Researchers from the John Jay College of Criminal Justice presented an Interim Report on the Causes and Context Study on sexual abuse of minors by clergy at the November assembly of the United States Conference of Catholic Bishops (USCCB). The bishops called for the Study as part of their response to the sexual abuse crisis when they adopted the Charter for the Protection of Children and Young People in 2002.
According to a press release from the USCCB, the Causes and Context research seeks to explain the rise in incidence of sexual abuse by priests in the late 1960s and 1970s and its subsequent decline after 1985. Karen Terry, PhD, the principal researcher on the Study, reported on the synthesis of information from several independent data sources that confirmed the explanation for this variation that was previously reported to the bishops. The Study involves gathering and analyzing archival research and collecting data from priests, psychologists, sociologists, and the U.S.bishops. Funding was provided by the USCCB, the National Institute of Justice, and several foundations.

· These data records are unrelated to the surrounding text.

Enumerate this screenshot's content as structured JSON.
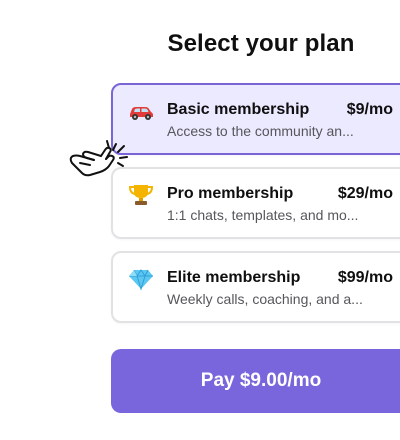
{
  "title": "Select your plan",
  "plans": [
    {
      "name": "Basic membership",
      "price": "$9/mo",
      "description": "Access to the community an...",
      "icon": "car-icon",
      "selected": true
    },
    {
      "name": "Pro membership",
      "price": "$29/mo",
      "description": "1:1 chats, templates, and mo...",
      "icon": "trophy-icon",
      "selected": false
    },
    {
      "name": "Elite membership",
      "price": "$99/mo",
      "description": "Weekly calls, coaching, and a...",
      "icon": "gem-icon",
      "selected": false
    }
  ],
  "pay_button": {
    "label": "Pay $9.00/mo"
  },
  "colors": {
    "accent": "#7a66dc",
    "selected_bg": "#eceafe",
    "selected_border": "#7a64d6"
  }
}
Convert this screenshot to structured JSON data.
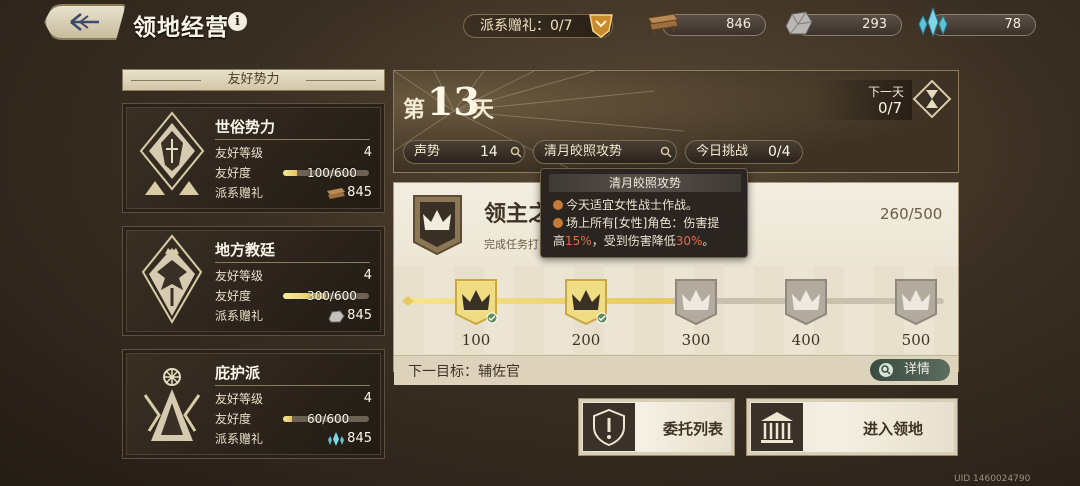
{
  "header": {
    "title": "领地经营",
    "gift_label": "派系赠礼：0/7",
    "resources": [
      {
        "name": "wood-plank",
        "value": "846"
      },
      {
        "name": "stone-ore",
        "value": "293"
      },
      {
        "name": "blue-crystal",
        "value": "78"
      }
    ]
  },
  "left_panel": {
    "section_title": "友好势力",
    "factions": [
      {
        "name": "世俗势力",
        "level_label": "友好等级",
        "level": "4",
        "fav_label": "友好度",
        "fav_text": "100/600",
        "fav_fraction": 0.167,
        "gift_label": "派系赠礼",
        "gift_value": "845",
        "gift_icon": "wood-plank"
      },
      {
        "name": "地方教廷",
        "level_label": "友好等级",
        "level": "4",
        "fav_label": "友好度",
        "fav_text": "300/600",
        "fav_fraction": 0.5,
        "gift_label": "派系赠礼",
        "gift_value": "845",
        "gift_icon": "stone-ore"
      },
      {
        "name": "庇护派",
        "level_label": "友好等级",
        "level": "4",
        "fav_label": "友好度",
        "fav_text": "60/600",
        "fav_fraction": 0.1,
        "gift_label": "派系赠礼",
        "gift_value": "845",
        "gift_icon": "blue-crystal"
      }
    ]
  },
  "day": {
    "prefix": "第",
    "number": "13",
    "suffix": "天",
    "next_day_label": "下一天",
    "next_day_value": "0/7"
  },
  "stats": {
    "prestige_label": "声势",
    "prestige_value": "14",
    "event_label": "清月皎照攻势",
    "challenge_label": "今日挑战",
    "challenge_value": "0/4"
  },
  "tooltip": {
    "title": "清月皎照攻势",
    "line1": "今天适宜女性战士作战。",
    "line2": "场上所有[女性]角色：伤害提",
    "line3_a": "高",
    "line3_b": "15%",
    "line3_c": "，受到伤害降低",
    "line3_d": "30%",
    "line3_e": "。"
  },
  "lord": {
    "title": "领主之",
    "subtitle": "完成任务打",
    "score": "260/500",
    "progress_fraction": 0.52,
    "milestones": [
      {
        "value": "100",
        "reached": true
      },
      {
        "value": "200",
        "reached": true
      },
      {
        "value": "300",
        "reached": false
      },
      {
        "value": "400",
        "reached": false
      },
      {
        "value": "500",
        "reached": false
      }
    ],
    "next_target": "下一目标：辅佐官",
    "detail_label": "详情"
  },
  "buttons": {
    "commission": "委托列表",
    "enter": "进入领地"
  },
  "uid": "UID 1460024790"
}
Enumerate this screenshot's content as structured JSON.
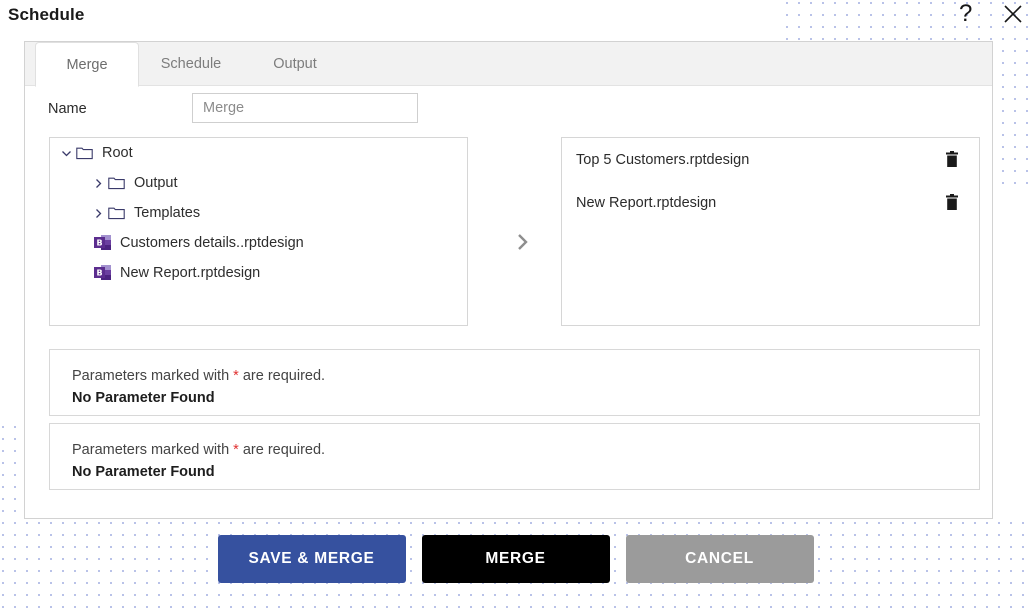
{
  "header": {
    "title": "Schedule",
    "help_icon": "question-mark-icon",
    "close_icon": "close-icon"
  },
  "tabs": [
    {
      "label": "Merge",
      "active": true
    },
    {
      "label": "Schedule",
      "active": false
    },
    {
      "label": "Output",
      "active": false
    }
  ],
  "form": {
    "name_label": "Name",
    "name_value": "",
    "name_placeholder": "Merge"
  },
  "tree": {
    "root": {
      "label": "Root",
      "icon": "folder-icon",
      "caret": "chevron-down-icon",
      "expanded": true
    },
    "folders": [
      {
        "label": "Output",
        "icon": "folder-icon",
        "caret": "chevron-right-icon",
        "expanded": false
      },
      {
        "label": "Templates",
        "icon": "folder-icon",
        "caret": "chevron-right-icon",
        "expanded": false
      }
    ],
    "files": [
      {
        "label": "Customers details..rptdesign",
        "icon": "birt-report-icon"
      },
      {
        "label": "New Report.rptdesign",
        "icon": "birt-report-icon"
      }
    ]
  },
  "transfer": {
    "icon": "chevron-right-icon"
  },
  "selected": {
    "items": [
      {
        "label": "Top 5 Customers.rptdesign",
        "delete_icon": "trash-icon"
      },
      {
        "label": "New Report.rptdesign",
        "delete_icon": "trash-icon"
      }
    ]
  },
  "parameters": [
    {
      "hint_before": "Parameters marked with ",
      "hint_star": "*",
      "hint_after": " are required.",
      "empty_text": "No Parameter Found"
    },
    {
      "hint_before": "Parameters marked with ",
      "hint_star": "*",
      "hint_after": " are required.",
      "empty_text": "No Parameter Found"
    }
  ],
  "actions": {
    "save_merge_label": "SAVE & MERGE",
    "merge_label": "MERGE",
    "cancel_label": "CANCEL"
  },
  "colors": {
    "primary_blue": "#36519f",
    "merge_black": "#000000",
    "cancel_gray": "#9b9b9b",
    "required_red": "#e03131",
    "dot_pattern": "#b9c2e8",
    "file_icon_purple": "#5b2d8e"
  }
}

The Causes and Context Study was pursued by the bishops in order to understand more fully the problem of clergy sexual abuse and what needs to be done to keep children safe in the Church’s care.
The completed Causes and Context Study is expected in December of 2010. Findings will be made public so that what the Catholic Church learns will benefit others working with youth in and outside of the Church.

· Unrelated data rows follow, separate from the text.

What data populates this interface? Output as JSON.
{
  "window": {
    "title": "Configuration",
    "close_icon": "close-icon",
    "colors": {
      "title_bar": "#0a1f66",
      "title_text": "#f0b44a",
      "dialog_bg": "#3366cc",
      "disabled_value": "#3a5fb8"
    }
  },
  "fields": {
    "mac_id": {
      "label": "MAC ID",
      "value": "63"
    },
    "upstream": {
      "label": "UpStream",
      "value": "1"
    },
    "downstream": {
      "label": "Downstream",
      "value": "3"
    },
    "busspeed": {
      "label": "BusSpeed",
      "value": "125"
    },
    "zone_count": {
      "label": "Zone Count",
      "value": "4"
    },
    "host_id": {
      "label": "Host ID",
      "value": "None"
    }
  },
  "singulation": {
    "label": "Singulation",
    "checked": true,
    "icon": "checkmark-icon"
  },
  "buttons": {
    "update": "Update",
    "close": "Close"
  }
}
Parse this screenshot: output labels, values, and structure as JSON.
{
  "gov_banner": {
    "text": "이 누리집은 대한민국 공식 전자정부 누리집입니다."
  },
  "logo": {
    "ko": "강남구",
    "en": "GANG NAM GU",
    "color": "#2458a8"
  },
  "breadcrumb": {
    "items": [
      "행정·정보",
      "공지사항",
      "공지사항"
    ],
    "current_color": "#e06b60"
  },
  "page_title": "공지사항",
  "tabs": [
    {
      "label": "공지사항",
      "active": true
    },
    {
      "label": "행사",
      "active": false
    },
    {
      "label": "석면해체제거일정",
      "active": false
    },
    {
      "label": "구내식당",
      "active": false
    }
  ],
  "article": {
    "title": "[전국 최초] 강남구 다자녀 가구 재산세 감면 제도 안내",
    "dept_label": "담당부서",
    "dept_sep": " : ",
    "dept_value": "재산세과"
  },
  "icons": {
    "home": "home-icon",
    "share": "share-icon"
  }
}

The Interim Report found that:
-- Data on cases of abuse reported after 2002 reflect the same pattern of incidence foundnationally – the rise of sexual abuse in the 1960s and the decline in the 1980s. There is no evidence that unreported cases will be brought forward that change the overall time frame of the problem.
-- The pattern of deviant sexual behavior by clerics is consistent with several other behavioral changes in society between 1960 and 1990, including use of drugs, and an increase in divorce and criminal behavior.
-- Clergy who as seminarians had explicit human formation preparation seem to have been less likely to abuse than those without such preparation.
-- Diocesan responses to charges of abuse by clerics changed substantially over a 50-year period, with decreases in reinstatement and more administrative leave given to abusers in recent years.